Covid-19 : le tourisme en Corse fortement touché par la crise sanitaire à la veille des vacances de février

L'année 2021 démarre au ralenti pour le tourisme en Corse, fortement touché par la crise sanitaire liée à l'épidémie de Covid-19. A la veille des vacances de février, les professionnels du secteur sont au point mort et craignent que la saison estivale soit également affectée. 

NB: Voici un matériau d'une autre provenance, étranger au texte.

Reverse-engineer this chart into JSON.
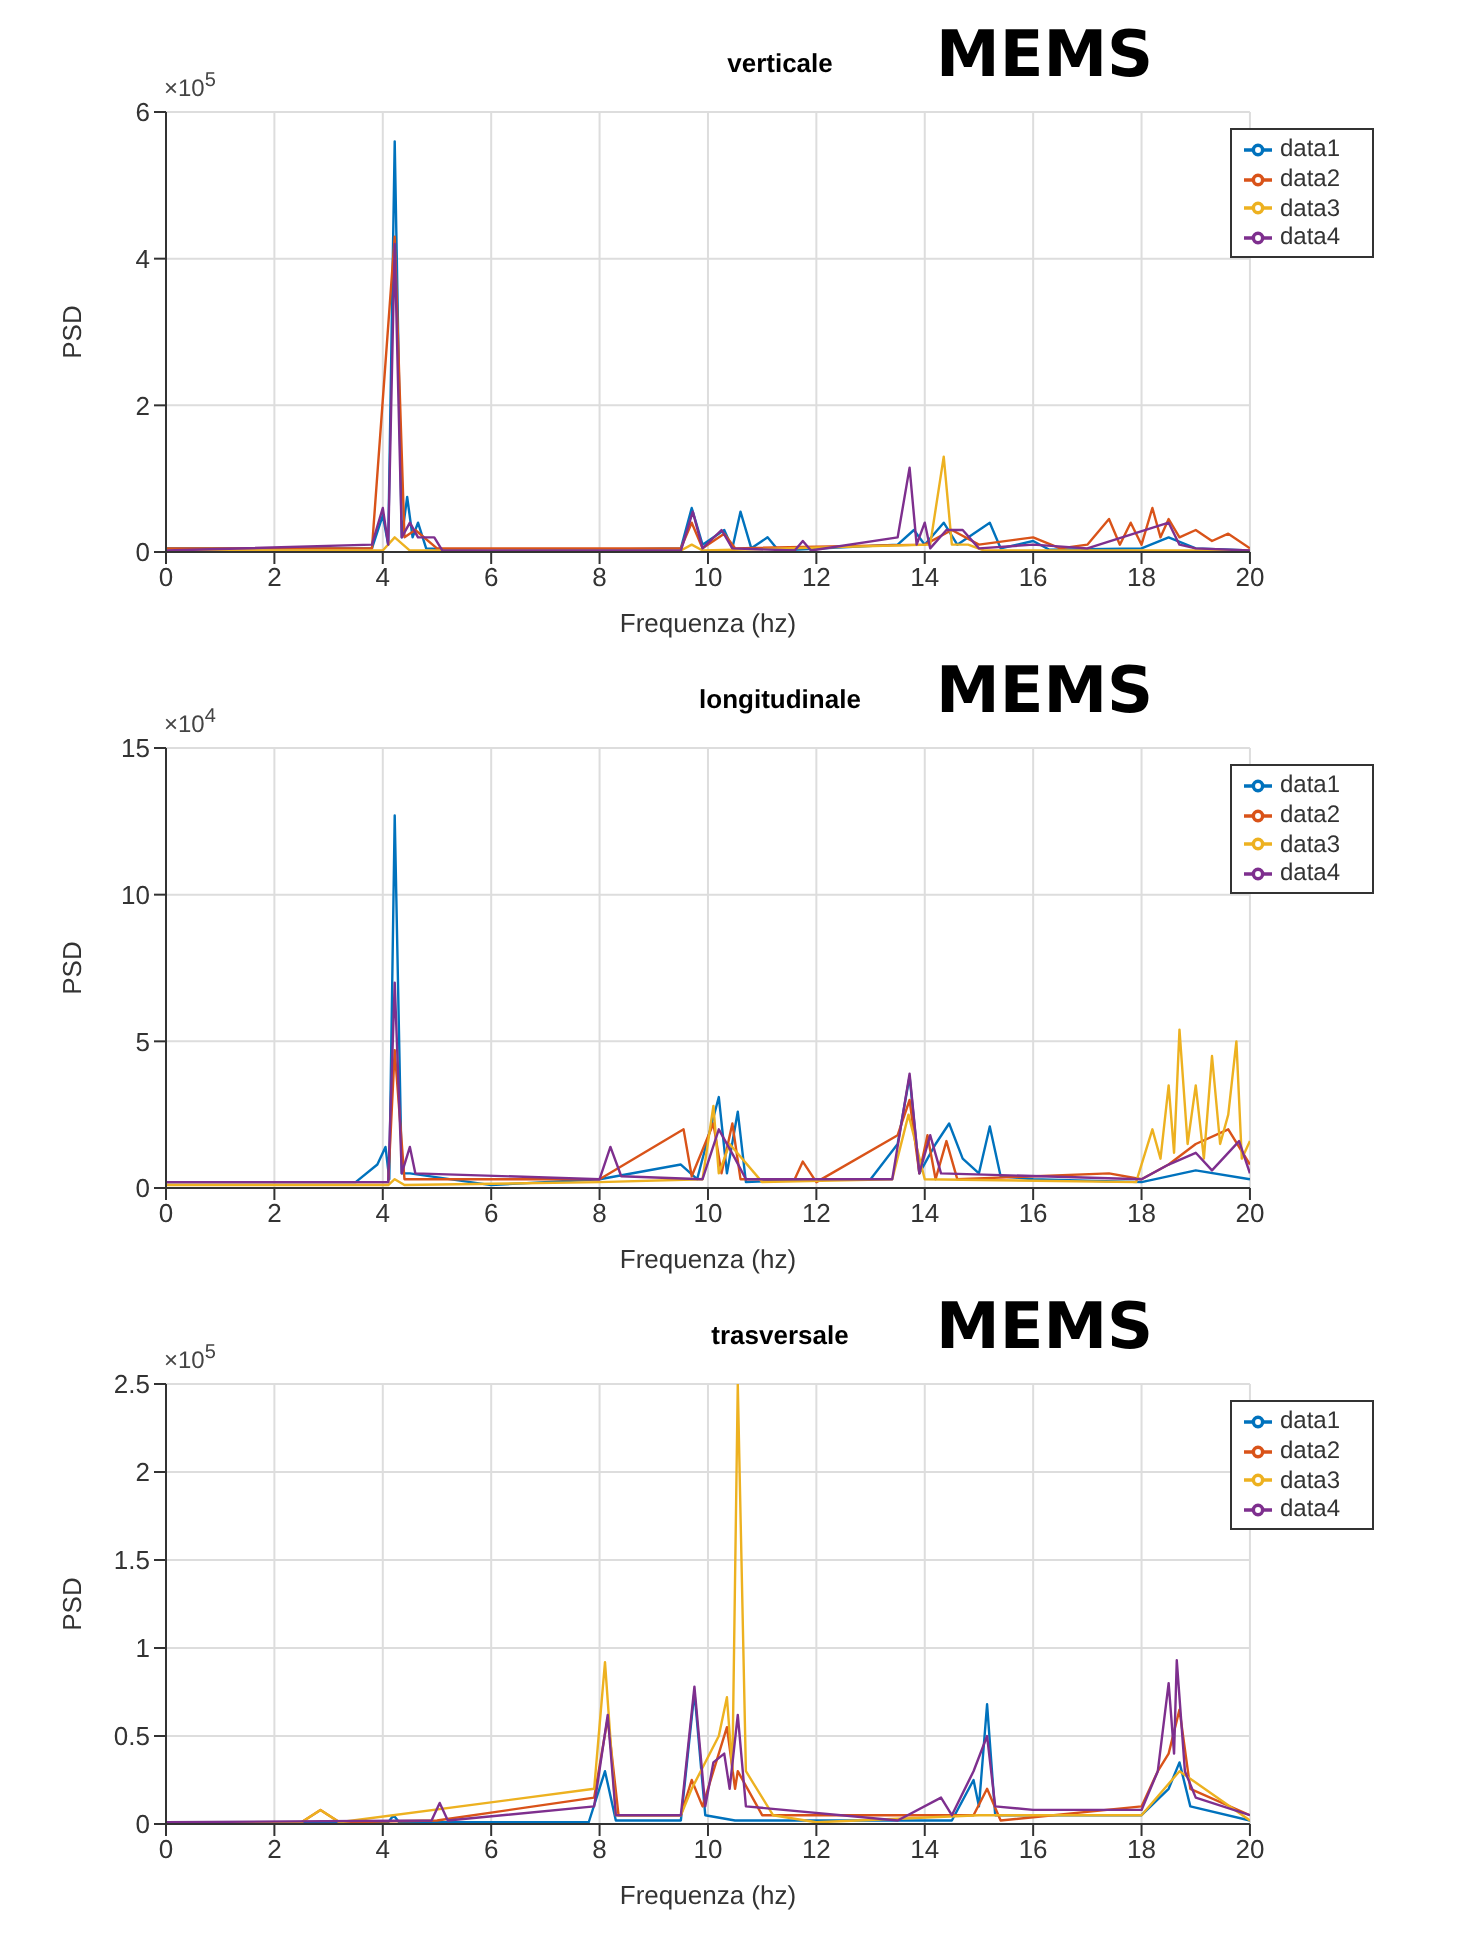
{
  "chart_data": [
    {
      "type": "line",
      "title": "verticale",
      "xlabel": "Frequenza (hz)",
      "ylabel": "PSD",
      "annotations": [
        "×10$^{5}$",
        "MEMS"
      ],
      "xlim": [
        0,
        20
      ],
      "xticks": [
        0,
        2,
        4,
        6,
        8,
        10,
        12,
        14,
        16,
        18,
        20
      ],
      "ylim": [
        0,
        6
      ],
      "yticks": [
        0,
        2,
        4,
        6
      ],
      "grid": true,
      "legend": "top right",
      "marker": "none",
      "line_style": "solid",
      "series": [
        {
          "name": "data1",
          "color": "#0072bd",
          "x": [
            0,
            3.8,
            4.0,
            4.1,
            4.22,
            4.35,
            4.45,
            4.55,
            4.65,
            4.8,
            6,
            9.5,
            9.7,
            9.9,
            10.3,
            10.45,
            10.6,
            10.8,
            11.1,
            11.3,
            13.5,
            13.8,
            14.0,
            14.35,
            14.6,
            15.2,
            15.4,
            16,
            16.3,
            18,
            18.5,
            19,
            20
          ],
          "values": [
            0.05,
            0.05,
            0.5,
            0.1,
            5.6,
            0.2,
            0.75,
            0.2,
            0.4,
            0.05,
            0.01,
            0.05,
            0.6,
            0.1,
            0.3,
            0.05,
            0.55,
            0.05,
            0.2,
            0.02,
            0.1,
            0.3,
            0.1,
            0.4,
            0.1,
            0.4,
            0.05,
            0.15,
            0.03,
            0.05,
            0.2,
            0.05,
            0.02
          ]
        },
        {
          "name": "data2",
          "color": "#d95319",
          "x": [
            0,
            3.8,
            4.22,
            4.4,
            4.6,
            5,
            9.5,
            9.7,
            9.9,
            10.3,
            10.5,
            14,
            14.5,
            15,
            16,
            16.5,
            17,
            17.4,
            17.6,
            17.8,
            18,
            18.2,
            18.35,
            18.5,
            18.7,
            19,
            19.3,
            19.6,
            20
          ],
          "values": [
            0.05,
            0.05,
            4.3,
            0.2,
            0.3,
            0.05,
            0.05,
            0.4,
            0.05,
            0.25,
            0.05,
            0.1,
            0.3,
            0.1,
            0.2,
            0.05,
            0.1,
            0.45,
            0.1,
            0.4,
            0.1,
            0.6,
            0.2,
            0.45,
            0.2,
            0.3,
            0.15,
            0.25,
            0.05
          ]
        },
        {
          "name": "data3",
          "color": "#edb120",
          "x": [
            0,
            4.0,
            4.22,
            4.5,
            9.5,
            9.7,
            9.9,
            14.1,
            14.35,
            14.5,
            14.8,
            15.1,
            20
          ],
          "values": [
            0.02,
            0.02,
            0.2,
            0.02,
            0.02,
            0.1,
            0.02,
            0.1,
            1.3,
            0.1,
            0.1,
            0.02,
            0.02
          ]
        },
        {
          "name": "data4",
          "color": "#7e2f8e",
          "x": [
            0,
            3.8,
            4.0,
            4.1,
            4.22,
            4.35,
            4.5,
            4.65,
            4.8,
            4.95,
            5.1,
            9.5,
            9.72,
            9.9,
            10.25,
            10.45,
            11.6,
            11.75,
            11.9,
            13.5,
            13.72,
            13.85,
            14.0,
            14.1,
            14.4,
            14.7,
            15,
            16,
            17,
            18.5,
            18.7,
            19,
            20
          ],
          "values": [
            0.02,
            0.1,
            0.6,
            0.1,
            4.2,
            0.2,
            0.4,
            0.2,
            0.2,
            0.2,
            0.02,
            0.02,
            0.55,
            0.05,
            0.3,
            0.05,
            0.02,
            0.15,
            0.02,
            0.2,
            1.15,
            0.1,
            0.4,
            0.05,
            0.3,
            0.3,
            0.05,
            0.1,
            0.05,
            0.4,
            0.1,
            0.05,
            0.02
          ]
        }
      ]
    },
    {
      "type": "line",
      "title": "longitudinale",
      "xlabel": "Frequenza (hz)",
      "ylabel": "PSD",
      "annotations": [
        "×10$^{4}$",
        "MEMS"
      ],
      "xlim": [
        0,
        20
      ],
      "xticks": [
        0,
        2,
        4,
        6,
        8,
        10,
        12,
        14,
        16,
        18,
        20
      ],
      "ylim": [
        0,
        15
      ],
      "yticks": [
        0,
        5,
        10,
        15
      ],
      "grid": true,
      "legend": "top right",
      "marker": "none",
      "line_style": "solid",
      "series": [
        {
          "name": "data1",
          "color": "#0072bd",
          "x": [
            0,
            3.5,
            3.9,
            4.05,
            4.12,
            4.22,
            4.35,
            4.5,
            6,
            8,
            9.5,
            9.8,
            10.2,
            10.35,
            10.55,
            10.7,
            12,
            13,
            13.5,
            13.72,
            13.9,
            14.2,
            14.45,
            14.7,
            15.0,
            15.2,
            15.4,
            16,
            18,
            19,
            20
          ],
          "values": [
            0.2,
            0.2,
            0.8,
            1.4,
            0.3,
            12.7,
            0.5,
            0.5,
            0.1,
            0.3,
            0.8,
            0.3,
            3.1,
            0.5,
            2.6,
            0.2,
            0.3,
            0.3,
            1.5,
            3.8,
            0.5,
            1.5,
            2.2,
            1.0,
            0.5,
            2.1,
            0.4,
            0.3,
            0.2,
            0.6,
            0.3
          ]
        },
        {
          "name": "data2",
          "color": "#d95319",
          "x": [
            0,
            4.1,
            4.22,
            4.4,
            8,
            9.55,
            9.7,
            10.1,
            10.25,
            10.45,
            10.6,
            11.6,
            11.75,
            12,
            13.5,
            13.72,
            13.9,
            14.05,
            14.2,
            14.4,
            14.6,
            17.4,
            18,
            18.5,
            19,
            19.6,
            20
          ],
          "values": [
            0.2,
            0.2,
            4.7,
            0.3,
            0.3,
            2.0,
            0.4,
            2.2,
            0.5,
            2.2,
            0.3,
            0.3,
            0.9,
            0.2,
            1.8,
            3.0,
            0.5,
            1.8,
            0.3,
            1.6,
            0.3,
            0.5,
            0.3,
            0.8,
            1.5,
            2.0,
            0.8
          ]
        },
        {
          "name": "data3",
          "color": "#edb120",
          "x": [
            0,
            4.1,
            4.22,
            4.4,
            8,
            9.9,
            10.1,
            10.2,
            10.4,
            11,
            13.4,
            13.7,
            14,
            17.9,
            18.2,
            18.35,
            18.5,
            18.6,
            18.7,
            18.85,
            19.0,
            19.15,
            19.3,
            19.45,
            19.6,
            19.75,
            19.85,
            20
          ],
          "values": [
            0.1,
            0.1,
            0.3,
            0.1,
            0.2,
            0.3,
            2.8,
            0.5,
            1.5,
            0.2,
            0.3,
            2.5,
            0.3,
            0.2,
            2.0,
            1.0,
            3.5,
            1.2,
            5.4,
            1.5,
            3.5,
            1.0,
            4.5,
            1.5,
            2.5,
            5.0,
            1.0,
            1.6
          ]
        },
        {
          "name": "data4",
          "color": "#7e2f8e",
          "x": [
            0,
            4.1,
            4.22,
            4.35,
            4.5,
            4.6,
            8,
            8.2,
            8.4,
            9.9,
            10.2,
            10.5,
            10.7,
            13.4,
            13.72,
            13.9,
            14.1,
            14.3,
            18,
            18.5,
            19,
            19.3,
            19.8,
            20
          ],
          "values": [
            0.2,
            0.2,
            7.0,
            0.5,
            1.4,
            0.5,
            0.3,
            1.4,
            0.4,
            0.3,
            2.0,
            1.0,
            0.3,
            0.3,
            3.9,
            0.5,
            1.8,
            0.5,
            0.3,
            0.8,
            1.2,
            0.6,
            1.6,
            0.5
          ]
        }
      ]
    },
    {
      "type": "line",
      "title": "trasversale",
      "xlabel": "Frequenza (hz)",
      "ylabel": "PSD",
      "annotations": [
        "×10$^{5}$",
        "MEMS"
      ],
      "xlim": [
        0,
        20
      ],
      "xticks": [
        0,
        2,
        4,
        6,
        8,
        10,
        12,
        14,
        16,
        18,
        20
      ],
      "ylim": [
        0,
        2.5
      ],
      "yticks": [
        0,
        0.5,
        1,
        1.5,
        2,
        2.5
      ],
      "grid": true,
      "legend": "top right",
      "marker": "none",
      "line_style": "solid",
      "series": [
        {
          "name": "data1",
          "color": "#0072bd",
          "x": [
            0,
            4.1,
            4.2,
            4.3,
            7.8,
            8.1,
            8.3,
            9.5,
            9.75,
            9.95,
            10.5,
            14.5,
            14.9,
            15.0,
            15.15,
            15.3,
            18,
            18.5,
            18.7,
            18.9,
            20
          ],
          "values": [
            0.01,
            0.01,
            0.05,
            0.01,
            0.01,
            0.3,
            0.02,
            0.02,
            0.75,
            0.05,
            0.02,
            0.02,
            0.25,
            0.1,
            0.68,
            0.05,
            0.05,
            0.2,
            0.35,
            0.1,
            0.02
          ]
        },
        {
          "name": "data2",
          "color": "#d95319",
          "x": [
            0,
            2.5,
            2.85,
            3.2,
            5,
            7.9,
            8.15,
            8.35,
            9.5,
            9.7,
            9.9,
            10.35,
            10.5,
            10.55,
            11,
            14.9,
            15.15,
            15.4,
            18,
            18.3,
            18.5,
            18.7,
            18.9,
            20
          ],
          "values": [
            0.01,
            0.01,
            0.08,
            0.01,
            0.02,
            0.15,
            0.6,
            0.05,
            0.05,
            0.25,
            0.1,
            0.55,
            0.2,
            0.3,
            0.05,
            0.05,
            0.2,
            0.02,
            0.1,
            0.3,
            0.4,
            0.65,
            0.2,
            0.05
          ]
        },
        {
          "name": "data3",
          "color": "#edb120",
          "x": [
            0,
            2.5,
            2.85,
            3.2,
            7.9,
            8.1,
            8.3,
            9.5,
            9.7,
            10.2,
            10.35,
            10.45,
            10.55,
            10.7,
            11.2,
            12,
            15,
            18,
            18.7,
            20
          ],
          "values": [
            0.01,
            0.01,
            0.08,
            0.01,
            0.2,
            0.92,
            0.05,
            0.05,
            0.2,
            0.5,
            0.72,
            0.3,
            2.5,
            0.3,
            0.05,
            0.01,
            0.05,
            0.05,
            0.3,
            0.02
          ]
        },
        {
          "name": "data4",
          "color": "#7e2f8e",
          "x": [
            0,
            4.9,
            5.05,
            5.2,
            7.9,
            8.15,
            8.3,
            9.5,
            9.75,
            9.95,
            10.1,
            10.3,
            10.4,
            10.55,
            10.7,
            13.5,
            14.3,
            14.5,
            14.9,
            15.15,
            15.3,
            16,
            17,
            18,
            18.3,
            18.5,
            18.6,
            18.65,
            18.8,
            19.0,
            20
          ],
          "values": [
            0.01,
            0.02,
            0.12,
            0.02,
            0.1,
            0.62,
            0.05,
            0.05,
            0.78,
            0.1,
            0.35,
            0.4,
            0.2,
            0.62,
            0.1,
            0.02,
            0.15,
            0.05,
            0.3,
            0.5,
            0.1,
            0.08,
            0.08,
            0.08,
            0.3,
            0.8,
            0.4,
            0.93,
            0.3,
            0.15,
            0.05
          ]
        }
      ]
    }
  ]
}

Par rapport à la même période l'an passé, les compagnies aériennes constatent une baisse de trafic de 50%.
Par rapport à la même période l'an passé, les compagnies aériennes constatent une baisse de trafic de 50%. © Pascal POCHARD-CASABIANCA / AFP

L'année 2020 accusait une perte d'1,5 milliards d'euros, selon l'Agence du tourisme de la Corse. Le début de l'année 2021 semble suivre la même trajectoire. À la veille des vacances de février, le bilan est morose. Par rapport à la même période l'an dernier, Air Corsica et Corsica Linea enregistrent une baisse de trafic de -50%. Du côté de Corsica Ferries, le constat est identique. Si l'on prend par exemple la date du premier février, 1.500 passagers avaient embarqué en 2020, 700 cette année.

En outre, l'apparition du variant britannique sur le territoire a contraint les autorités à prendre des mesures sanitaires plus restrictives. À partir du 6 février, les personnes qui souhaitent se rendre en Corse doivent en effet fournir un test RT-PCR négatif.

Les agences de voyages au point mort

Pour Élodie Andreani, directrice d'Aria Voyages à Ajaccio, le bilan est sans appel : "On a complètement changé de métier, déclare-t-elle. On n'est plus des assistants, on fait beaucoup de dossiers d’assurance, on est beaucoup dans la paperasse, dans le conseil au client et on est quasiment plus agents de voyage".

"Nous sommes actuellement au point mort, commente Jean-Marc Ollandini, dirigeant du groupe Ollandini Voyages. Dans l’activité tour operator, on enregistre actuellement à peu près 10 % des réservations normales à cette époque, donc c’est dire que nous sommes quasiment en gel de réservation"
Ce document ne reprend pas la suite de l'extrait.